As 2006 draws to a close, it is clear the BoJ prematurely declared an end to deflation. With each passing report showing scant inflation pressures, the BoJ’s insistence that price increases are coming hurts its credibility. And central banks that cut rates to zero in the first place have little credibility anyway. It’s getting to the point where no investor in his or her right mind would trade on what the BoJ says about price trends.
Japanese officials love to talk. Some have been known to give impromptu press conferences while walking to press conferences. With all the public speaking officials do, I often wonder when they find time to manage the economy. Yet, inflation expectations must be based on hard data like the consumer price index, not what central bankers say.
“The lack of any signs of a pick-up in the CPI continues to stand in the way of the BoJ’s next rate hike,” says Tetsufumi Yamakawa, chief economist at Goldman Sachs Group in Tokyo.
That’s a good thing. The question is whether the BoJ has blunted the effect of Keynes’s animal spirits. The longer those forces stay in hibernation, the longer Japan may operate below its potential and be vulnerable to the whims of global growth. Japan’s recovery is too much about exports and not enough about consumption and it still is too reliant on massive government stimulus funded with debt.
What’s intriguing is how silent the government has gone on the BoJ. Two months ago, it was received daily guidance from politicians worried it was tapping on the brakes too soon. That we are hearing less jawboning suggests the BoJ already is being set up to take the fall if growth fizzles.
Markets tend to loathe politicians criticising central bankers. In this case, politicians are right to be worried. Monetary policy is as much about influencing perceptions as the money supply. The BoJ is too concerned about a problem Japan doesn’t have (inflation) and not enough about one it does (stagnant prices). Worse, BoJ officials are publicly expressing their misdirected attention all too often.

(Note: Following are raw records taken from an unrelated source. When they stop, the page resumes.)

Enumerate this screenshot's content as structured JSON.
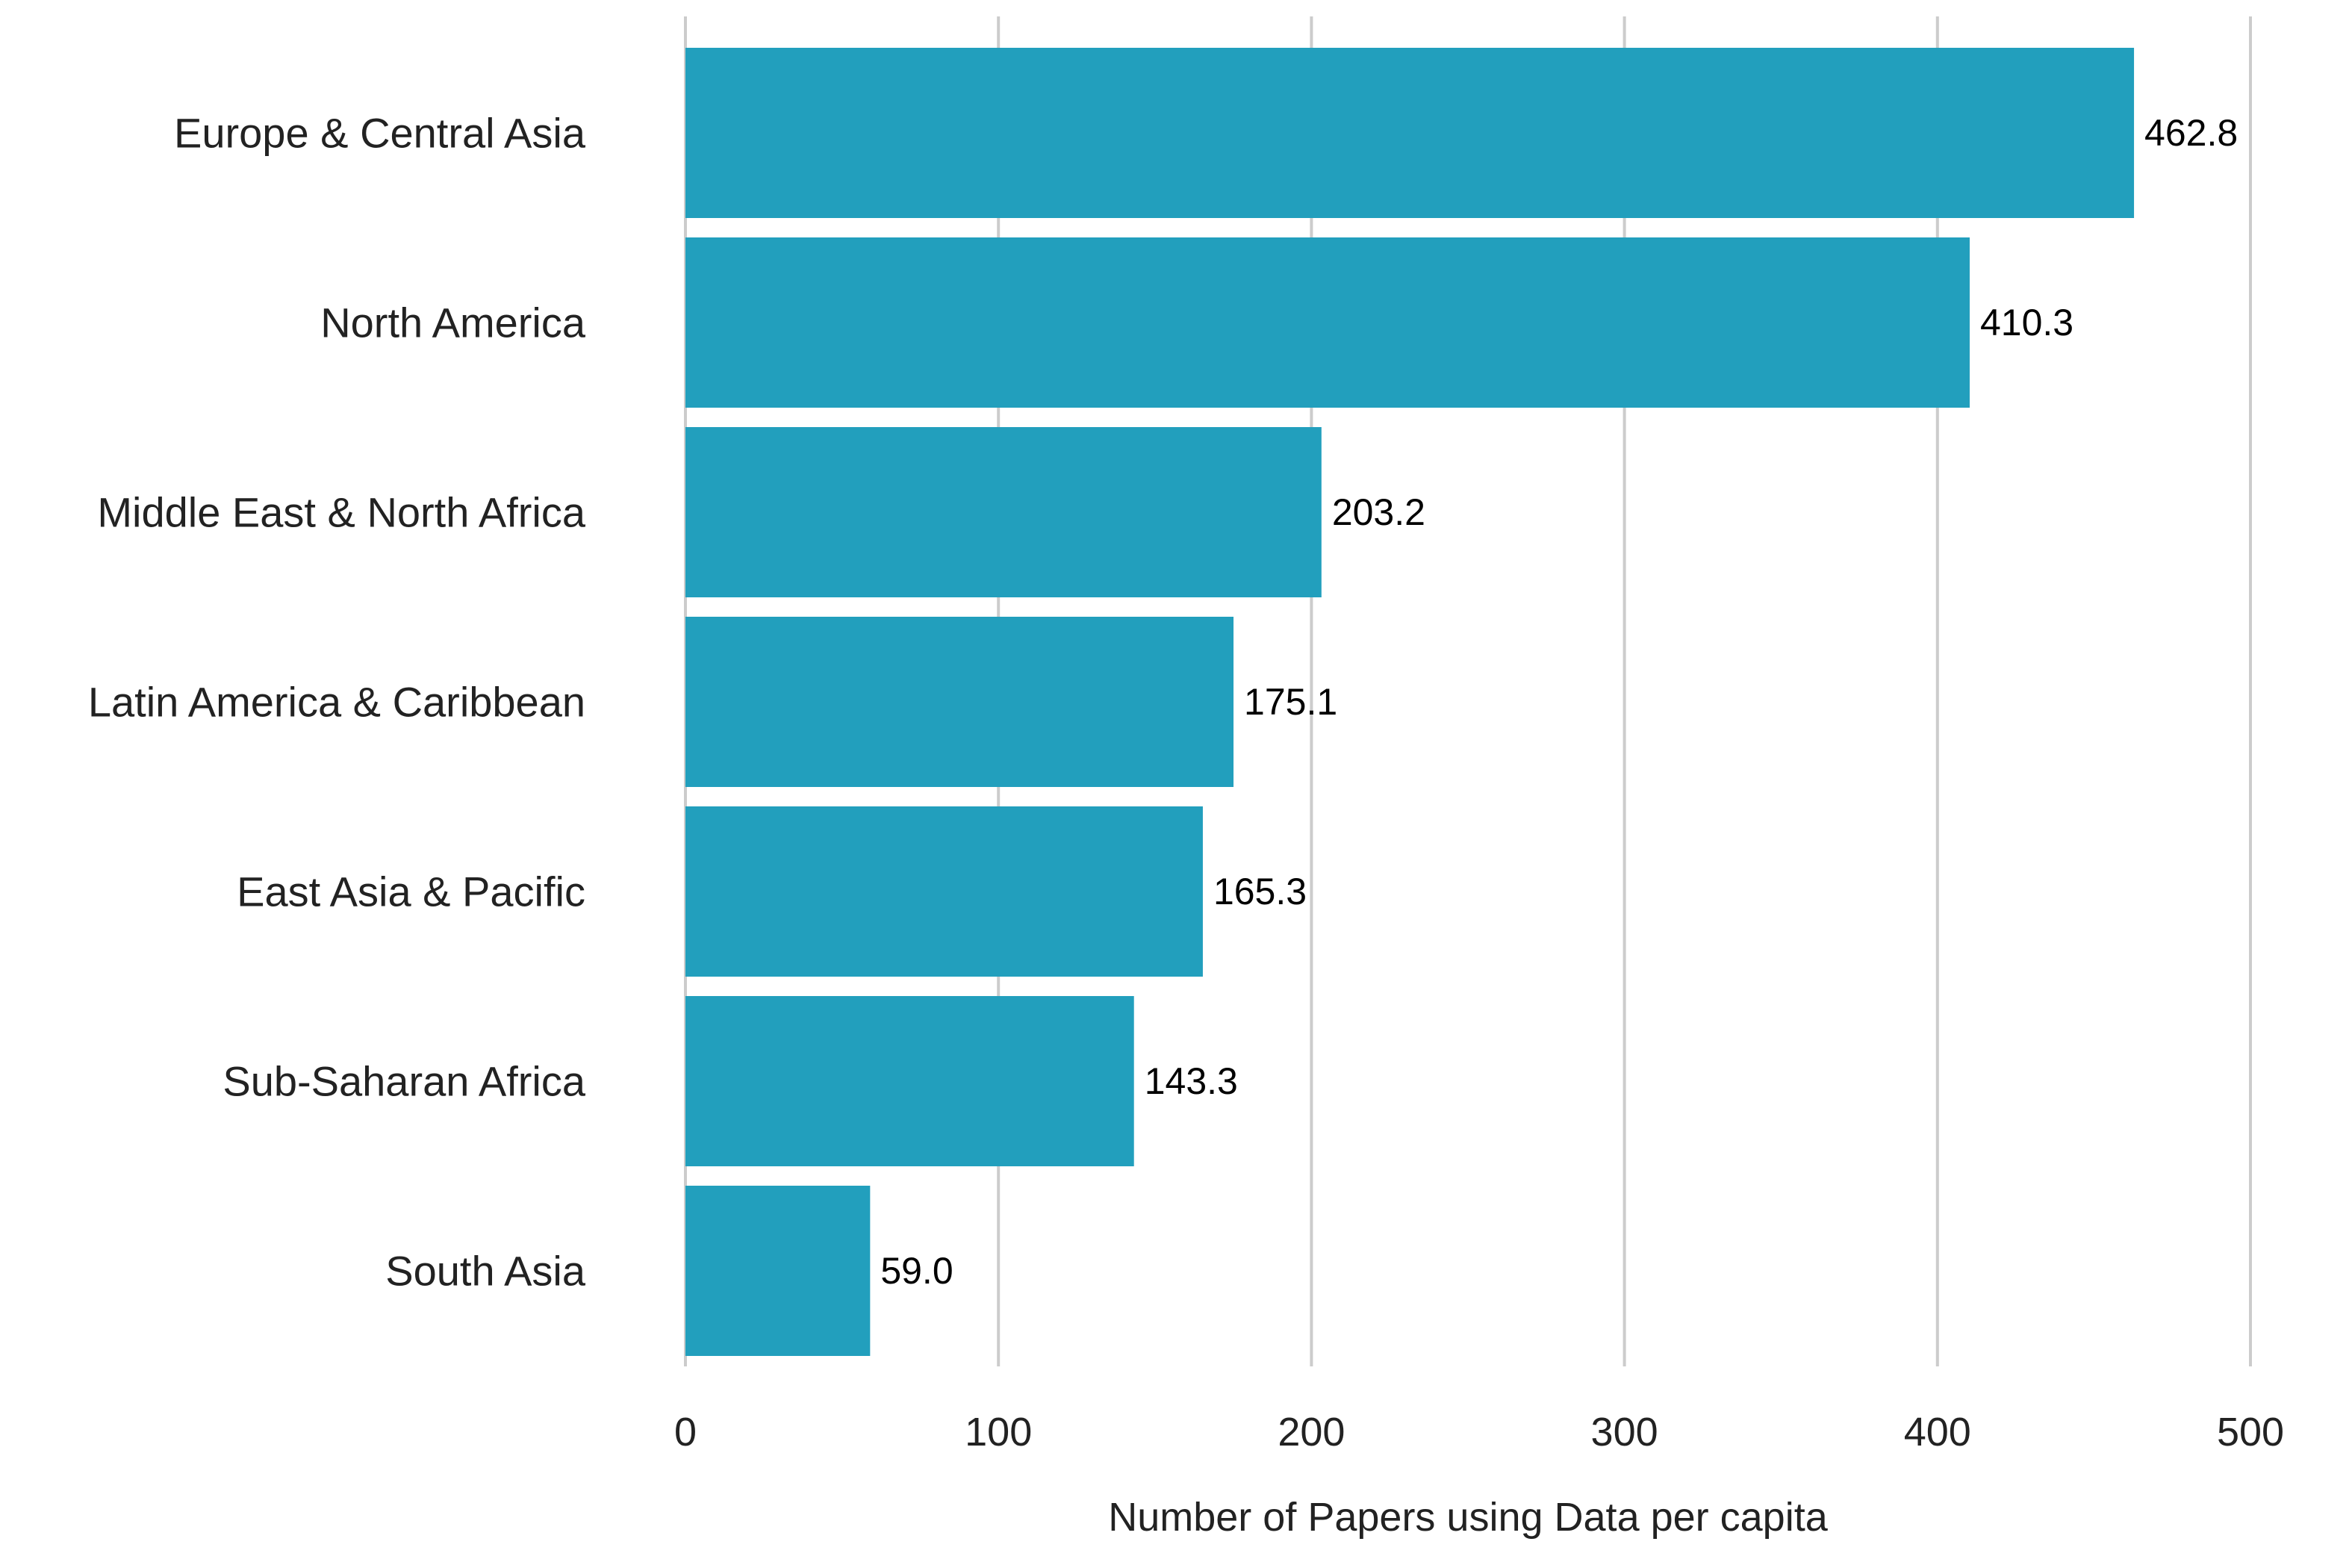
{
  "colors": {
    "bar": "#229fbd",
    "grid": "#cccccc",
    "text": "#222222"
  },
  "chart_data": {
    "type": "bar",
    "orientation": "horizontal",
    "categories": [
      "Europe & Central Asia",
      "North America",
      "Middle East & North Africa",
      "Latin America & Caribbean",
      "East Asia & Pacific",
      "Sub-Saharan Africa",
      "South Asia"
    ],
    "values": [
      462.8,
      410.3,
      203.2,
      175.1,
      165.3,
      143.3,
      59.0
    ],
    "value_labels": [
      "462.8",
      "410.3",
      "203.2",
      "175.1",
      "165.3",
      "143.3",
      "59.0"
    ],
    "title": "",
    "xlabel": "Number of Papers using Data per capita",
    "ylabel": "",
    "xlim": [
      0,
      500
    ],
    "ticks": [
      "0",
      "100",
      "200",
      "300",
      "400",
      "500"
    ],
    "tick_values": [
      0,
      100,
      200,
      300,
      400,
      500
    ],
    "grid": "vertical",
    "legend": "none"
  }
}
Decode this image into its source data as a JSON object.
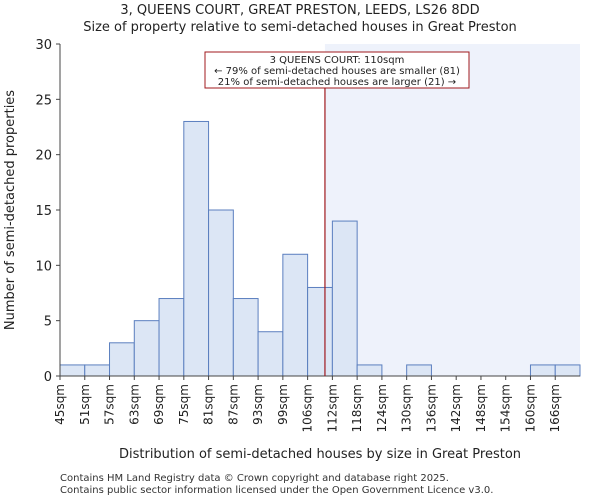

Japan’s return to normalcy is a work in progress. Yes, banks are stable, corporate profits are up and jobs are being created. Yet, consumer spending hasn’t recovered. That’s a key vulnerability; Japan’s ability to get households to save less and spend more has long been the key to boosting growth. Neither rash actions nor talk will get Japan to that point. The year ahead offers the BoJ a chance to be more of a help than a hindrance.